WTSF
- Ashland, Kentucky; Huntington–Charleston, West Virginia; ; United States;
- City: Ashland, Kentucky
- Channels: Digital: 13 (VHF); Virtual: 61;

Programming
- Affiliations: 61.1: Daystar; for others, see § Subchannels;

Ownership
- Owner: Daystar Television Network; (Word of God Fellowship, Inc.);

History
- First air date: April 30, 1983
- Former channel numbers: Analog: 61 (UHF, 1983–2009); Digital: 44 (UHF, until 2020); Virtual: 44 (2009–2019);
- Former affiliations: Commercial Ind. (1982–1983); Religious Ind. (1983–2003);
- Call sign meaning: Tri-State Family Broadcasting

Technical information
- Licensing authority: FCC
- Facility ID: 67798
- ERP: 8 kW
- HAAT: 174.1 m (571 ft)
- Transmitter coordinates: 38°25′11″N 82°24′6″W﻿ / ﻿38.41972°N 82.40167°W

Links
- Public license information: Public file; LMS;
- Website: www.daystar.com

= WTSF =

Television station in Ashland, Kentucky

WTSF (channel 61) is a religious television station licensed to Ashland, Kentucky, United States, serving the Huntington–Charleston, West Virginia market. The station is owned by the Daystar Television Network. WTSF's studios are located in the former Coles Junior High School building on Bath Avenue in Ashland, and its transmitter is located on a very short tower in Huntington's Rotary Park.

==History==
WTSF signed on as a commercial independent television station in September 1982. However, it was not successful and was soon donated to a local religious group, later broadcasting out of the former Coles Junior High School building, which has housed the station ever since. It continued as such until 2003 when the station was sold to the Daystar national charismatic Christian network and, with a few exceptions, ended local programming.

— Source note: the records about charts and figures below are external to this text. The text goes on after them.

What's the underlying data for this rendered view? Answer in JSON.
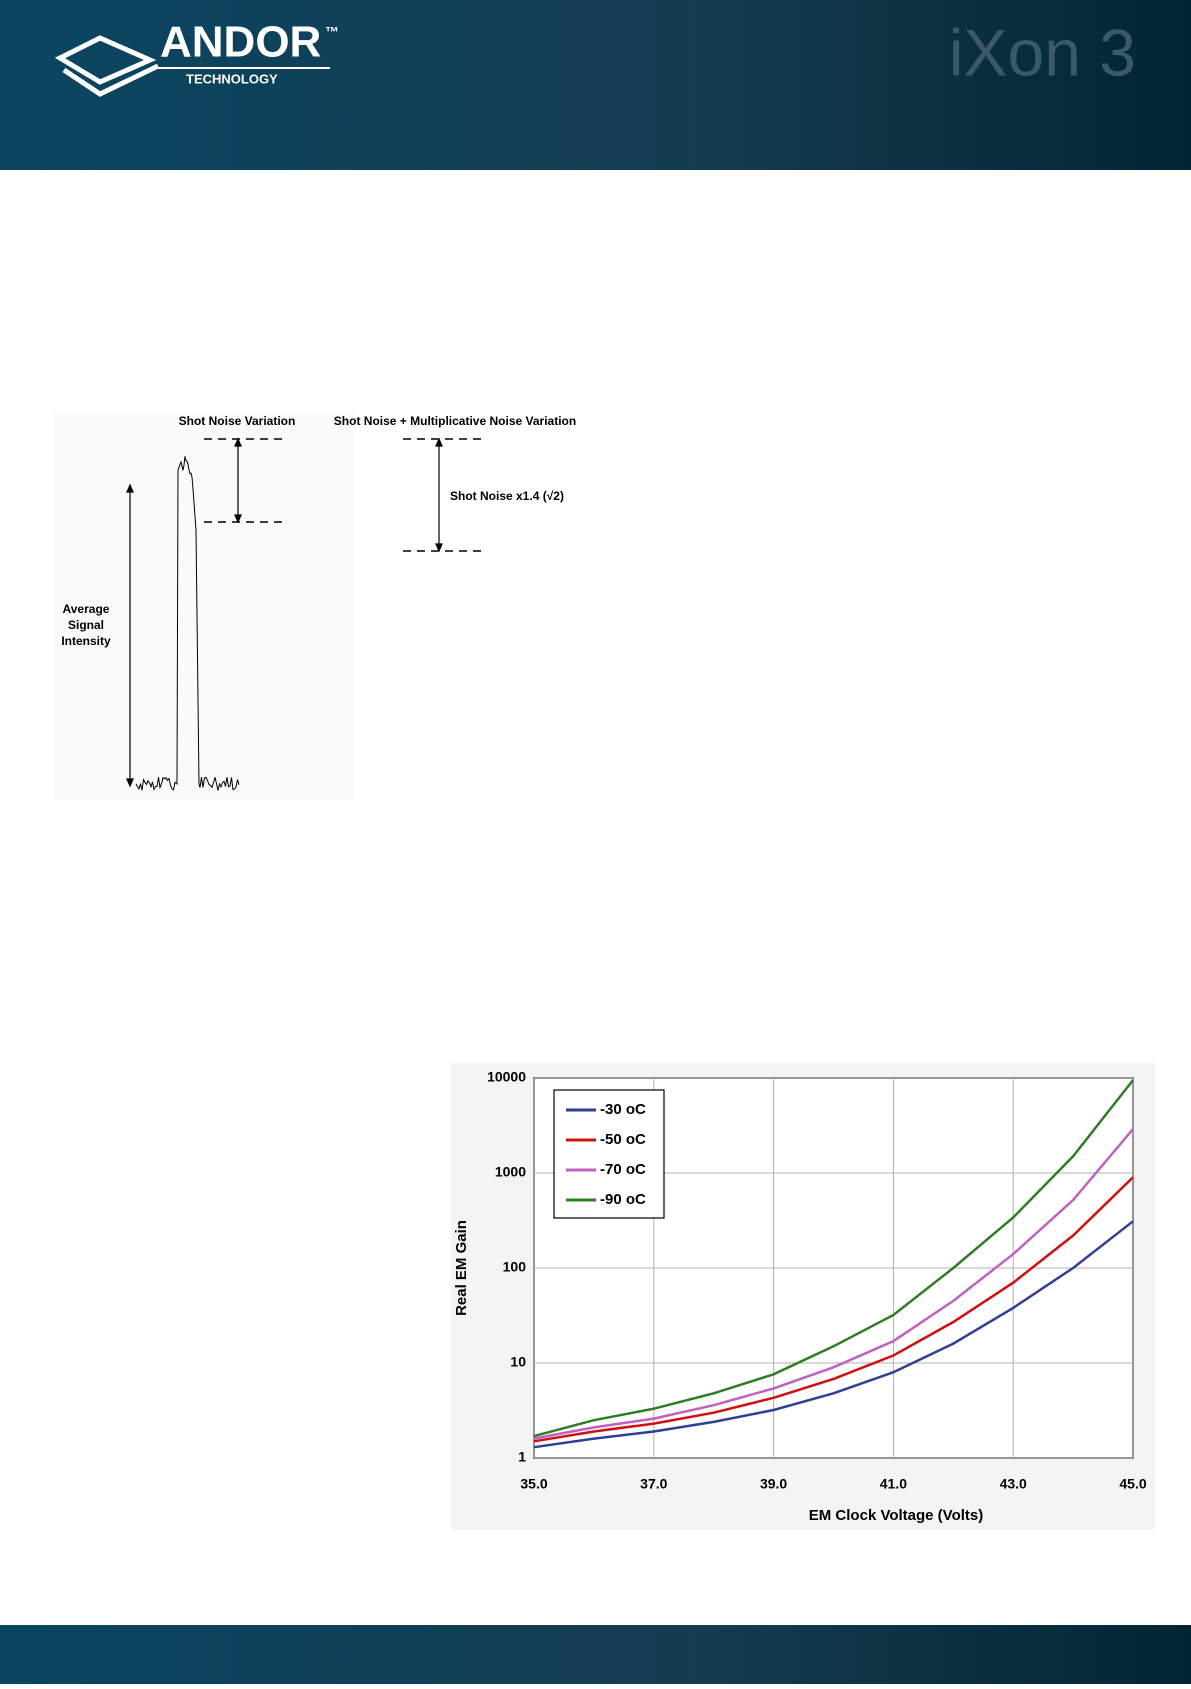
{
  "header": {
    "brand": "ANDOR",
    "trademark": "™",
    "tagline": "TECHNOLOGY",
    "product": "iXon 3"
  },
  "diagram": {
    "left_title": "Shot Noise Variation",
    "right_title": "Shot Noise + Multiplicative Noise Variation",
    "right_label": "Shot Noise x1.4 (√2)",
    "axis_label": [
      "Average",
      "Signal",
      "Intensity"
    ]
  },
  "chart_data": {
    "type": "line",
    "x_label": "EM Clock Voltage (Volts)",
    "y_label": "Real EM Gain",
    "x": [
      35,
      36,
      37,
      38,
      39,
      40,
      41,
      42,
      43,
      44,
      45
    ],
    "series": [
      {
        "name": "-30 oC",
        "color": "#2e3f96",
        "values": [
          1.3,
          1.6,
          1.9,
          2.4,
          3.2,
          4.8,
          8,
          16,
          38,
          100,
          310
        ]
      },
      {
        "name": "-50 oC",
        "color": "#d01010",
        "values": [
          1.5,
          1.9,
          2.3,
          3.0,
          4.3,
          6.8,
          12,
          27,
          70,
          220,
          900
        ]
      },
      {
        "name": "-70 oC",
        "color": "#c060c0",
        "values": [
          1.6,
          2.1,
          2.6,
          3.6,
          5.4,
          9,
          17,
          45,
          140,
          520,
          2900
        ]
      },
      {
        "name": "-90 oC",
        "color": "#2f7d22",
        "values": [
          1.7,
          2.5,
          3.3,
          4.8,
          7.6,
          15,
          32,
          100,
          340,
          1500,
          9500
        ]
      }
    ],
    "xlim": [
      35,
      45
    ],
    "xticks": [
      {
        "value": 35,
        "label": "35.0"
      },
      {
        "value": 37,
        "label": "37.0"
      },
      {
        "value": 39,
        "label": "39.0"
      },
      {
        "value": 41,
        "label": "41.0"
      },
      {
        "value": 43,
        "label": "43.0"
      },
      {
        "value": 45,
        "label": "45.0"
      }
    ],
    "ylim": [
      1,
      10000
    ],
    "yticks": [
      1,
      10,
      100,
      1000,
      10000
    ],
    "log_y": true,
    "grid": true,
    "legend": "top-left"
  }
}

While it was locally produced, the bulk of the channel's programming consisted of fundraising to continue broadcasting.

==Technical information==
===Subchannels===
The station's signal is multiplexed:

Subchannels of WTSF
| Channel | Res. | Short name | Programming |
|---|---|---|---|
| 61.1 | 1080i | WTSF-HD | Daystar |
| 61.2 | 720p | WTSF-ES | Daystar Español |
| 61.3 | 480i | WTSF-SD | Daystar Reflections |

===Analog-to-digital conversion===
WTSF shut down its analog signal, over UHF channel 61, on June 12, 2009, the official date on which full-power television stations in the United States transitioned from analog to digital broadcasts under federal mandate. The station's digital signal remained on its pre-transition UHF channel 44, using virtual channel 61.